Merece referência, pelo seu carácter exemplarmente negativo, um editorial assinado pelo Director do «Diário Económico» que, parecendo colocar à partida uma pertinente questão («Alguém acredita, por exemplo, que o Partido Comunista Português tenha conseguido sozinho obter mais receitas do que o PSD e o PS juntos?»), logo conclui, desafiando todas as regras da lógica matemática, formal ou do comum bom senso: «Como não admitimos a hipótese de que os dirigentes partidários ousam mentir ao Tribunal Constitucional deste país, então é caso para desconfiar do PCP. Onde irão os comunistas buscar tanto dinheiro? Será à família Champalimaud? Serão os irmãos José Manuel e Jorge Mello os seus principais financiadores?».

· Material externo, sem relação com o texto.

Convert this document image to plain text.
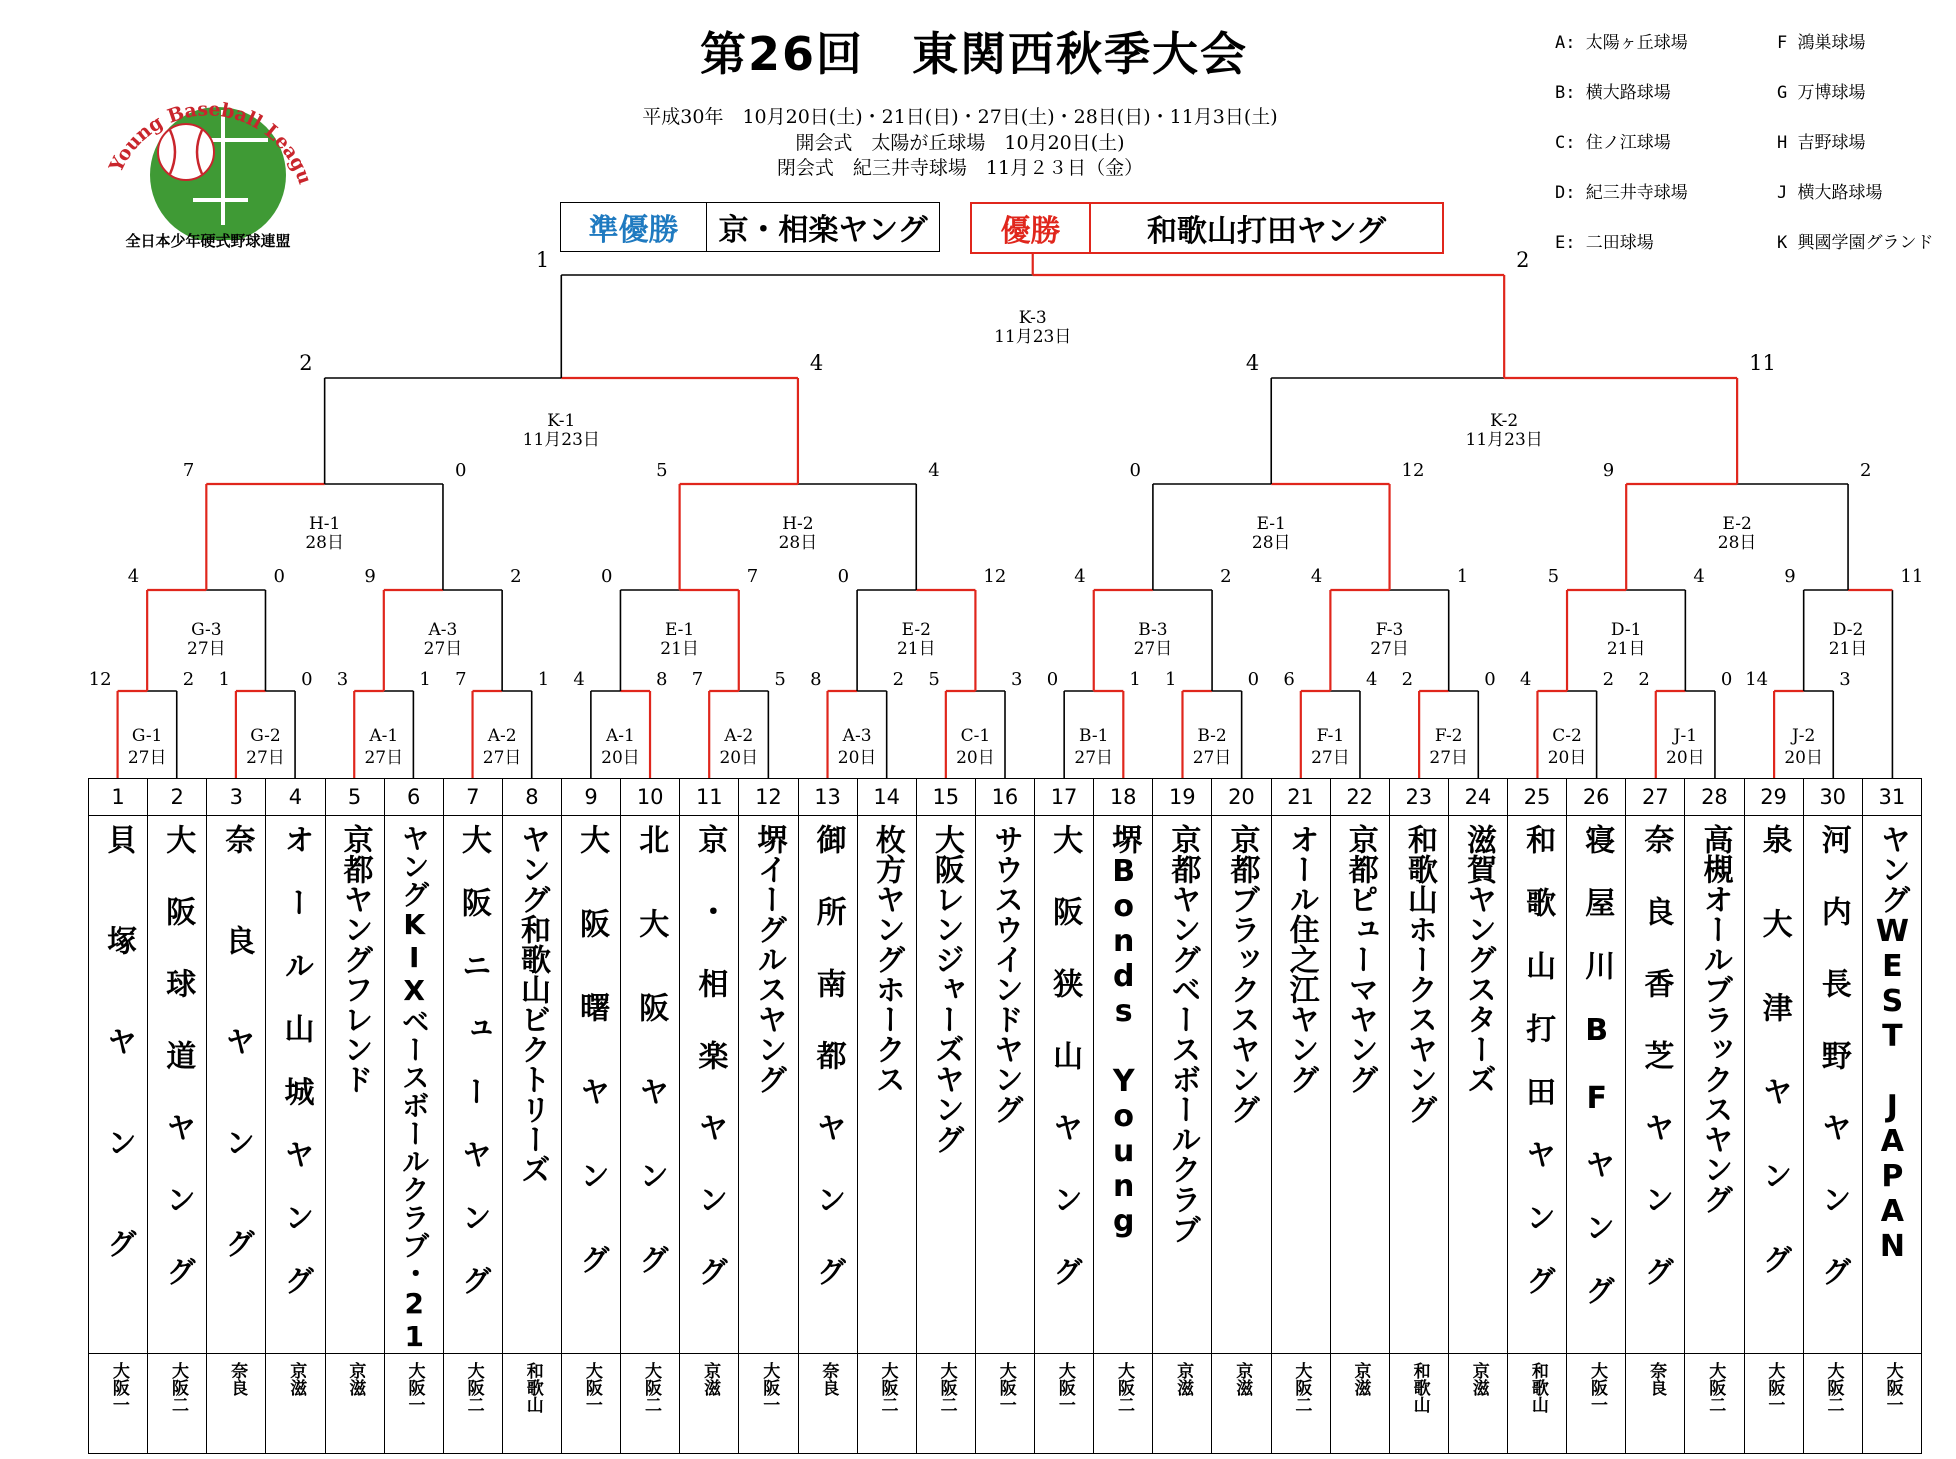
Young Baseball Leagu
全日本少年硬式野球連盟
第26回　東関西秋季大会
平成30年　10月20日(土)・21日(日)・27日(土)・28日(日)・11月3日(土)
開会式　太陽が丘球場　10月20日(土)
閉会式　紀三井寺球場　11月２３日（金）
A: 太陽ヶ丘球場
B: 横大路球場
C: 住ノ江球場
D: 紀三井寺球場
E: 二田球場
F 鴻巣球場
G 万博球場
H 吉野球場
J 横大路球場
K 興國学園グランド
準優勝	京・相楽ヤング	優勝	和歌山打田ヤング
G-1
27日
12	2
G-2
27日
1	0
A-1
27日
3	1
A-2
27日
7	1
A-1
20日
4	8
A-2
20日
7	5
A-3
20日
8	2
C-1
20日
5	3
B-1
27日
0	1
B-2
27日
1	0
F-1
27日
6	4
F-2
27日
2	0
C-2
20日
4	2
J-1
20日
2	0
J-2
20日
14	3
G-3
27日
4	0
A-3
27日
9	2
E-1
21日
0	7
E-2
21日
0	12
B-3
27日
4	2
F-3
27日
4	1
D-1
21日
5	4
D-2
21日
9	11
H-1
28日
7	0
H-2
28日
5	4
E-1
28日
0	12
E-2
28日
9	2
K-1
11月23日
2	4
K-2
11月23日
4	11
K-3
11月23日
1	2
1	2	3	4	5	6	7	8	9	10	11	12	13	14	15	16	17	18	19	20	21	22	23	24	25	26	27	28	29	30	31

貝塚ヤング	大阪球道ヤング	奈良ヤング	オール山城ヤング	京都ヤングフレンド	ヤングKIXベースボールクラブ・21	大阪ニューヤング	ヤング和歌山ビクトリーズ	大阪曙ヤング	北大阪ヤング	京・相楽ヤング	堺イーグルスヤング	御所南都ヤング	枚方ヤングホークス	大阪レンジャーズヤング	サウスウインドヤング	大阪狭山ヤング	堺Bonds Young	京都ヤングベースボールクラブ	京都ブラックスヤング	オール住之江ヤング	京都ピューマヤング	和歌山ホークスヤング	滋賀ヤングスターズ	和歌山打田ヤング	寝屋川BFヤング	奈良香芝ヤング	高槻オールブラックスヤング	泉大津ヤング	河内長野ヤング	ヤングWEST JAPAN

大阪一	大阪二	奈良	京滋	京滋	大阪一	大阪二	和歌山	大阪一	大阪二	京滋	大阪一	奈良	大阪二	大阪二	大阪一	大阪一	大阪二	京滋	京滋	大阪二	京滋	和歌山	京滋	和歌山	大阪一	奈良	大阪二	大阪一	大阪二	大阪一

E embalado logo prossegue metendo todos no mesmo cesto - «os partidos cometem fraudes contabilísticas consecutivamente»- e proclamando de ciência certa - «se fossem empresas, já há muito teriam falido»- o que terá certamente causado um sorriso nos que sabem e praticam com proveito o conhecido desporto nacional da fuga ao IRC e da sistemática declaração de prejuízos, sem falirem e continuando a exibir saudáveis sinais exteriores de desafogo económico. E que são a maioria das empresas. Que não têm aliás de suportar, como os partidos, uma obrigatória e exaustiva auditoria anual às suas contas!
Este espantoso raciocínio, de quem não suporta a diferença honrosa que o PCP representa no panorama do conjunto das grandes forças políticas portuguesas, faz lembrar a macabra anedota do cangalheiro que resolveu adequar o tamanho do cadáver à conclusão, perdão, ao caixão.

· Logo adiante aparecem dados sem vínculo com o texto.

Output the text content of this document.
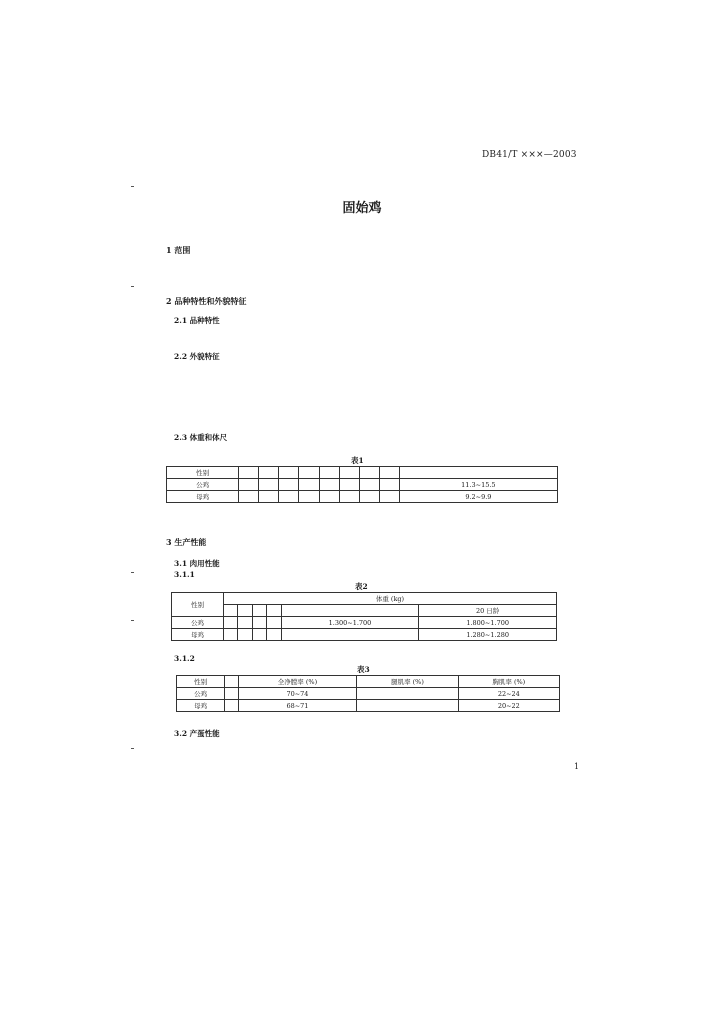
DB41/T ×××—2003
固始鸡
1 范围
2 品种特性和外貌特征
2.1 品种特性
2.2 外貌特征
2.3 体重和体尺
表1
性别									
公鸡									11.3~15.5
母鸡									9.2~9.9
3 生产性能
3.1 肉用性能
3.1.1
表2
性别	体重 (kg)					
						20 日龄
公鸡					1.300~1.700	1.800~1.700
母鸡						1.280~1.280
3.1.2
表3
性别		全净膛率 (%)	腿肌率 (%)	胸肌率 (%)
公鸡		70~74		22~24
母鸡		68~71		20~22
3.2 产蛋性能
1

Dirigentes partidários pessoas de bem, pelos vistos, são os outros. Os que declaram todos os anos receitas e despesas ridículas e nunca têm apresentado contas nacionais (essa é uma das razões dos menores montantes que apresentam), sem por isso serem penalizados ou responsabilizados. Os que exibem nas campanhas eleitorais uma panóplia de recursos incomparavelmente desproporcionada com os meios usados pelo PCP. Os que sistematicamente recusam em sede parlamentar, apesar da demagogia para consumo público, discutir e votar nas sucessivas leis de financiamento dos partidos, o que sempre tem sido defendido e proposto pelo PCP - a proibição do financiamento dos partidos pelas empresas para contrariar a promiscuidade entre interesses económicos e actividade partidária. Os que aceitam e vão buscar o apoio aos grandes grupos económicos, como é público e notório.
Descanse o Director do «Diário Económico» e outros com as mesmas angustiadas preocupações. Não são os grandes grupos económicos que alimentam o PCP.

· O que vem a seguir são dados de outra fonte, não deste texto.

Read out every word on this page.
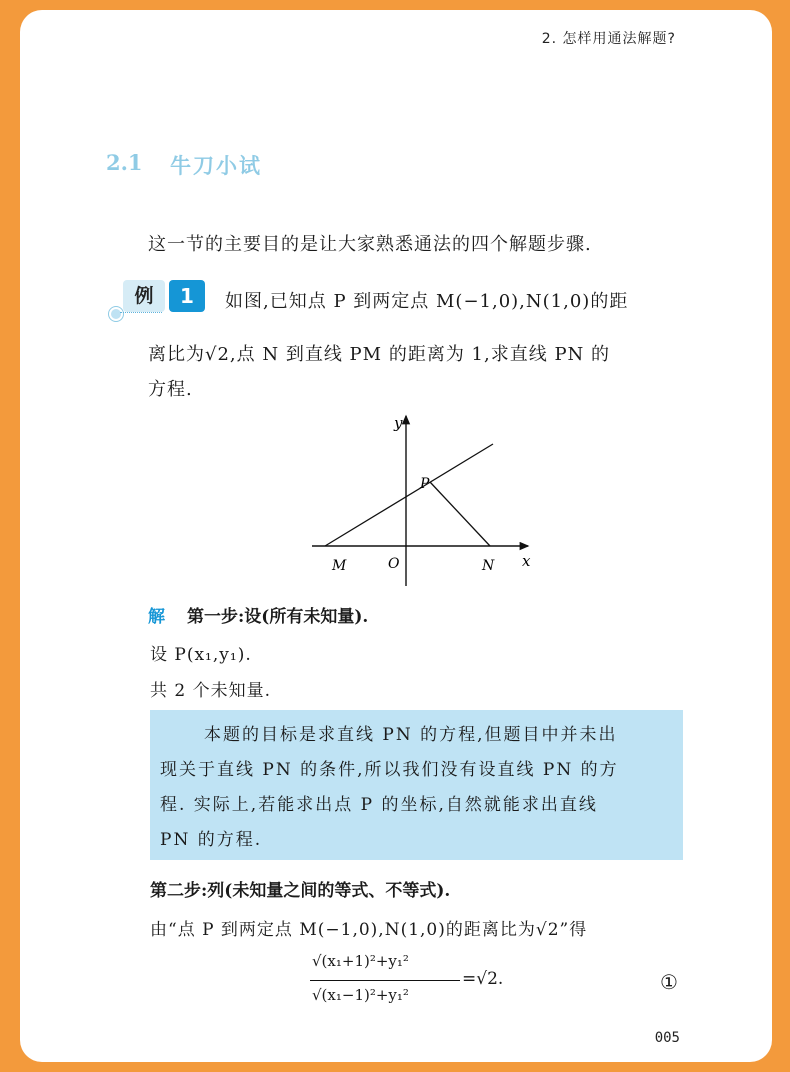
2. 怎样用通法解题?
2.1 牛刀小试
这一节的主要目的是让大家熟悉通法的四个解题步骤.
例	1	如图,已知点 P 到两定点 M(−1,0),N(1,0)的距
离比为√2,点 N 到直线 PM 的距离为 1,求直线 PN 的
方程.
y
x
P
M	O	N
解 第一步:设(所有未知量).
设 P(x₁,y₁).
共 2 个未知量.
本题的目标是求直线 PN 的方程,但题目中并未出
现关于直线 PN 的条件,所以我们没有设直线 PN 的方
程. 实际上,若能求出点 P 的坐标,自然就能求出直线
PN 的方程.
第二步:列(未知量之间的等式、不等式).
由“点 P 到两定点 M(−1,0),N(1,0)的距离比为√2”得
√(x₁+1)²+y₁²
√(x₁−1)²+y₁²
=√2.	①
005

Como também é público e notório, o PCP vai buscar o essencial do sustento da sua actividade partidária a um quotidiano, ímpar e militante esforço de angariação de receitas próprias, na base de sucessivas campanhas de fundos (públicas e abertas, como a que está em curso), de iniciativas, de cotizações, de contribuições dos seus apoiantes e dos seus eleitos, que entregam o excedente das suas remunerações em cargos públicos, de acordo com o saudável e singular princípio que praticamos de não haver benefício pessoal no exercício desses cargos. Nas tão faladas contas de 97 as receitas próprias do PCP representaram cerca de 95 % e as normais subvenções do Estado aos partidos apenas 5%, proporção que aproximadamente se repetiu, aliás, nas nossas contas de 1998, como sempre publicamente divulgadas no «Avante!».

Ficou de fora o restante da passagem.